Kids seem to love it. When the robot played the favorite song of a teenager injured in a car accident, the young patient danced along. Elsewhere, it made a little girl laugh by putting on silly glasses and a big red nose. With another patient, it played tic-tac-toe.
But there are sides of the bot that sound like some of the dangers that critics warn can arise from the tech being too familiar and personable.
According to Khachikyan, the robot mirrors the emotions of the person it’s talking with. It’ll laugh along if a patient is in a good mood, and put on a sad and empathetic disposition if they’re going through something tough.
The bot will also recognize and “remember” patients (though how much of this is attributable to human operation is unclear.)
One mother recalled how her six-year-old son was delighted when he met the bot for the second time. Robin greeted him by name.
“His face lit up,” Meagan Brazil-Sheehan, the mother, told the AP. “It was so special because she remembered him.”

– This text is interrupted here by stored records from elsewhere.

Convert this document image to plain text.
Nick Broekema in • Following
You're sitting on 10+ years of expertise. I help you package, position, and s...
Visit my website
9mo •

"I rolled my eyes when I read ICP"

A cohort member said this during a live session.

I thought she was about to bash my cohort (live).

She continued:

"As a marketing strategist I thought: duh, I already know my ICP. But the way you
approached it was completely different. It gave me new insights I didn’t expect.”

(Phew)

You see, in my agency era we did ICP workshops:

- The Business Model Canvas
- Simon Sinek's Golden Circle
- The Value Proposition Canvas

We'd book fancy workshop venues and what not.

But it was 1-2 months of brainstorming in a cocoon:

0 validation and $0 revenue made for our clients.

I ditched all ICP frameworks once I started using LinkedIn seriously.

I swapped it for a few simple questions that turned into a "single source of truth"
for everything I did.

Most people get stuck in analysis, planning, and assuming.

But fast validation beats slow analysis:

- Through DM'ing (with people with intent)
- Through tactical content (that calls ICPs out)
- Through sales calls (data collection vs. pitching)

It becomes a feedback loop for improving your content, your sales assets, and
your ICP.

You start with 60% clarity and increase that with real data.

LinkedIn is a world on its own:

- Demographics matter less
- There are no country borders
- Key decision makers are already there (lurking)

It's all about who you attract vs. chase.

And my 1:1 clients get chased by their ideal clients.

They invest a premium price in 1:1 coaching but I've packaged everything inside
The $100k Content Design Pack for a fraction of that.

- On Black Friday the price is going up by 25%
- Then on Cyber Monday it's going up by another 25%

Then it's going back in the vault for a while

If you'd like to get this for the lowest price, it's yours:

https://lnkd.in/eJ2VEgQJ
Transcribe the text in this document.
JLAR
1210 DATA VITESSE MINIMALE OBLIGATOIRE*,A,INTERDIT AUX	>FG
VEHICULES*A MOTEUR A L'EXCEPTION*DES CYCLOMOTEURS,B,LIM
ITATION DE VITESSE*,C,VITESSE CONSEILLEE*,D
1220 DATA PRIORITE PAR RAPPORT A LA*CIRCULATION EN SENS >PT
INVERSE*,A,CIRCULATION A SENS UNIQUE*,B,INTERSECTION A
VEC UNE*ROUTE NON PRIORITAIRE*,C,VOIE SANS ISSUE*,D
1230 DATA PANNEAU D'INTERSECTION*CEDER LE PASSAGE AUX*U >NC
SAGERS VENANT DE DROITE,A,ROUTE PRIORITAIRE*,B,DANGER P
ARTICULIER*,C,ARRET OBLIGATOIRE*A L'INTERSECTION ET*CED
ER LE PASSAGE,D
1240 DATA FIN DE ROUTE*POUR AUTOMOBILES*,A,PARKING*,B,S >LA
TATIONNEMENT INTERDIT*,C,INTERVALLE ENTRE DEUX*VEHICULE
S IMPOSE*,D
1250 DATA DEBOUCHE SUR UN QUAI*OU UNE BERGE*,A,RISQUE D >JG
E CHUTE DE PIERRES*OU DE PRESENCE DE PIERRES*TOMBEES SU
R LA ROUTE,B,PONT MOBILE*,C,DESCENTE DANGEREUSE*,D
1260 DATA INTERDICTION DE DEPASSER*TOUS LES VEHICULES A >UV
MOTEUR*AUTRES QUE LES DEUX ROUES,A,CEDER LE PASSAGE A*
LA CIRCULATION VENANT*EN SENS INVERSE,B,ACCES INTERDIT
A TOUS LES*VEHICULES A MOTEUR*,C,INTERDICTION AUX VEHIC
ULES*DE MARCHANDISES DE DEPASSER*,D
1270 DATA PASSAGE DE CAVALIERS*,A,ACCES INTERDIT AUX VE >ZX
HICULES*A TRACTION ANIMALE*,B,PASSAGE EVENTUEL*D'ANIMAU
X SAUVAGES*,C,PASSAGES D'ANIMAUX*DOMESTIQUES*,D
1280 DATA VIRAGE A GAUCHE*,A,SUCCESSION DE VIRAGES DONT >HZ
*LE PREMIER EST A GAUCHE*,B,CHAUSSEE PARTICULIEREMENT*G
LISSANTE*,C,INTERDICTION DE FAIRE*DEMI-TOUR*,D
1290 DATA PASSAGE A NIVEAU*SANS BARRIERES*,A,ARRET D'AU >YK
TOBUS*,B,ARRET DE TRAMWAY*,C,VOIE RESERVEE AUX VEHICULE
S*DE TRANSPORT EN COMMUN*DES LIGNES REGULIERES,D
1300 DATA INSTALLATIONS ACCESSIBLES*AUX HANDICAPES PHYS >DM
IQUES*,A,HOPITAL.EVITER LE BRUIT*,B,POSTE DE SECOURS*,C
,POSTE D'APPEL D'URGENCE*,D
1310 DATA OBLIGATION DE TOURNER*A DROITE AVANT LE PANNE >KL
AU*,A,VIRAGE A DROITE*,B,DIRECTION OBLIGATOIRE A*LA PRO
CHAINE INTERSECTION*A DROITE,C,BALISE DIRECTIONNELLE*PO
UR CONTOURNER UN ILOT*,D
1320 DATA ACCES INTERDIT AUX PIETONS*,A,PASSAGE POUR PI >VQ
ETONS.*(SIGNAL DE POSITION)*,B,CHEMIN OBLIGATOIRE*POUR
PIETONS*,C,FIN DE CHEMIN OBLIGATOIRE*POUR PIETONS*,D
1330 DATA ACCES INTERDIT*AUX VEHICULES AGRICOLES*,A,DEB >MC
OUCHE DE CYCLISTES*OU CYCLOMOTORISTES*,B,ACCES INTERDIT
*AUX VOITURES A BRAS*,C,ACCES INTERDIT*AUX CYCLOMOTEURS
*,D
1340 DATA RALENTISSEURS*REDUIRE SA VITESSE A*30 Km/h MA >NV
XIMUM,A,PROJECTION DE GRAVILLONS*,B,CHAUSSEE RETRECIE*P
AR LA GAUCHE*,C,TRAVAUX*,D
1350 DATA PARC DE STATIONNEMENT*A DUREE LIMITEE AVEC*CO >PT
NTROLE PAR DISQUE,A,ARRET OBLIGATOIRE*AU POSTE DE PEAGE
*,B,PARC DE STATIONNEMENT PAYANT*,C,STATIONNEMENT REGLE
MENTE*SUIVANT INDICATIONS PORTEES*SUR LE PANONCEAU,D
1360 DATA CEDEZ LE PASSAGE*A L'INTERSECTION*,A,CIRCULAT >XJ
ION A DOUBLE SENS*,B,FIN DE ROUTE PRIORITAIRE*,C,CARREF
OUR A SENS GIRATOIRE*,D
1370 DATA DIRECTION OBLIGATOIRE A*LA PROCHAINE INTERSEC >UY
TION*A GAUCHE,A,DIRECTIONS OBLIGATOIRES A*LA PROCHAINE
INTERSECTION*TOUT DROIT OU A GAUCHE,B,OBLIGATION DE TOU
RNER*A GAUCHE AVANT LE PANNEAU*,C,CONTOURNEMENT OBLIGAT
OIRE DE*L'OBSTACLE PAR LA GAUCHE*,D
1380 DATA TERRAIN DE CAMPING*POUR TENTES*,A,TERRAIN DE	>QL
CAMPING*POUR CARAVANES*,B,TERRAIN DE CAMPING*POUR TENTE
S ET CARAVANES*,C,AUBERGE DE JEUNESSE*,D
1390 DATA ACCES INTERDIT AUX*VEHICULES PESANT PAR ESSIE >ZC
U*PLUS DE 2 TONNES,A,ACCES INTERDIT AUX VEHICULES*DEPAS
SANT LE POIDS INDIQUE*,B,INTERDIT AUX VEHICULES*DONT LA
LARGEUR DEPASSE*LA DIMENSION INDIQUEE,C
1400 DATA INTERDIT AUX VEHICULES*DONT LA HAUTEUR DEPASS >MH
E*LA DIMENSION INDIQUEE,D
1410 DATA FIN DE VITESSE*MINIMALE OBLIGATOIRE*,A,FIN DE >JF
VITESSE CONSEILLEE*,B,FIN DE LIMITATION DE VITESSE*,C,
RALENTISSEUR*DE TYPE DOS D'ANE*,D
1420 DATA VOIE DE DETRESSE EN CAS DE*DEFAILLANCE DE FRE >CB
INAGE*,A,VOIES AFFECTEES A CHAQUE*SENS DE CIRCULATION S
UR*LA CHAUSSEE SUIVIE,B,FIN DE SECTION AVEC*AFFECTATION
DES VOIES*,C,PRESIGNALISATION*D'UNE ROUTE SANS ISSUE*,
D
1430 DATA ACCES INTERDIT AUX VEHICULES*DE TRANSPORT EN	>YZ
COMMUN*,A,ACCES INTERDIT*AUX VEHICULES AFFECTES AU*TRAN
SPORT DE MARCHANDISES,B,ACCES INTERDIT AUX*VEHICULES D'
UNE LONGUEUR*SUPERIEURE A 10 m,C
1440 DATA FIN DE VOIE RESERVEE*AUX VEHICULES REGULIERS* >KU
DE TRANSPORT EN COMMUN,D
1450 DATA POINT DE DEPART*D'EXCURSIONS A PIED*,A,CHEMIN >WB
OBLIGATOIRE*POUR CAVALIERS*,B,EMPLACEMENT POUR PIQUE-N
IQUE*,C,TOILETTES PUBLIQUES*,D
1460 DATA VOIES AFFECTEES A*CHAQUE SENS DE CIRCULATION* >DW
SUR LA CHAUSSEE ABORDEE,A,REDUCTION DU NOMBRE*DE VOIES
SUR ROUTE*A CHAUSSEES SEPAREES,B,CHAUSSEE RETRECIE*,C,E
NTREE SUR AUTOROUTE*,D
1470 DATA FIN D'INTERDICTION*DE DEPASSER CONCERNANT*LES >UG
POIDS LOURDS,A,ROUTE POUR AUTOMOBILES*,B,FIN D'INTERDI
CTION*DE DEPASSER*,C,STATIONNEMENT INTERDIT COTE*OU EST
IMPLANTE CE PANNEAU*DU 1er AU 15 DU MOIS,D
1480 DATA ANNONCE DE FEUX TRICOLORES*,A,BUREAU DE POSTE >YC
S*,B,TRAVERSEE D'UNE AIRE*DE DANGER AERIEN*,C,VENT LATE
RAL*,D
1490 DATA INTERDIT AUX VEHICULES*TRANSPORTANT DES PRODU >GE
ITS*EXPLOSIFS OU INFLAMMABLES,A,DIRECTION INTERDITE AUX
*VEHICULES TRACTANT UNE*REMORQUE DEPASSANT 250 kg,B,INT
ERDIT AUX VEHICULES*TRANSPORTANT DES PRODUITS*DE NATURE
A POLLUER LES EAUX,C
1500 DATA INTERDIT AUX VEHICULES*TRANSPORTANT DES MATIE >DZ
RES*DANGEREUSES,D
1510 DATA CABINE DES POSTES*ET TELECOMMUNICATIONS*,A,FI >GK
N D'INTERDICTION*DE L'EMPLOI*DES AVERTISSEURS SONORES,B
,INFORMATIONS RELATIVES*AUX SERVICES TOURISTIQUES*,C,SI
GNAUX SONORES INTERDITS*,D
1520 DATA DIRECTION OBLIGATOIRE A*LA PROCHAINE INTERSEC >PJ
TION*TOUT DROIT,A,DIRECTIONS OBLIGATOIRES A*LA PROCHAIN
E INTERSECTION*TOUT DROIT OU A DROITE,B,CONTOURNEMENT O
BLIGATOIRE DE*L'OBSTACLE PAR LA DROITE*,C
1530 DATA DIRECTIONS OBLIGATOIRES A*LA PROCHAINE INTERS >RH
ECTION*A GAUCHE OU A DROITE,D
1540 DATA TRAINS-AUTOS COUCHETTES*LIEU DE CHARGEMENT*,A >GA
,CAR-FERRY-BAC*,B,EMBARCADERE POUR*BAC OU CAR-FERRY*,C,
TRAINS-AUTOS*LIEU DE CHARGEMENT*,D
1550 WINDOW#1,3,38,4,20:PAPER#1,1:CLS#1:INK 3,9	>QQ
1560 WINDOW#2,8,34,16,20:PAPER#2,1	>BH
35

These features make sense, given that the bot is supposed to be a comforting presence. It does, however, raise the common criticism of AI models being too sycophantic, constantly validating an interlocutor’s feelings instead of ever challenging them. Therapists have warned how these sycophantic conversations can quickly worsen someone’s mental health, instead of guiding them to a healthier space. In particular, an AI chatbot’s ability to “remember” details from previous conversations has been criticized for creating a dangerously anthropomorphized impression of the tech.
Since launching in the US five years ago, Robin has been deployed at 30 different healthcare facilities in California, New York, Massachusetts, and Indiana, according to the reporting. Khachikyan says it’s helping alleviate overworked nurses and medical staff who don’t always have the time to connect to patients.
But if the robot is still mostly remotely operated by a human, it’s worth asking how efficient a form of reinforcement it will be. Is this ultimately just a dressed up way of outsourcing a key role in a hospital, where instead of on-site staff providing support, it’s someone in a tech company’s office however many miles away? And how will the robot be received when we reach a point where it’s no longer novel to see the devices used in these settings?
Those questions aren’t slowing down Robin’s creators.
“Our goal is to design the next evolution of Robin; that Robin will take more and more responsibilities and become even more essential part of care delivery,” Khachikyan said.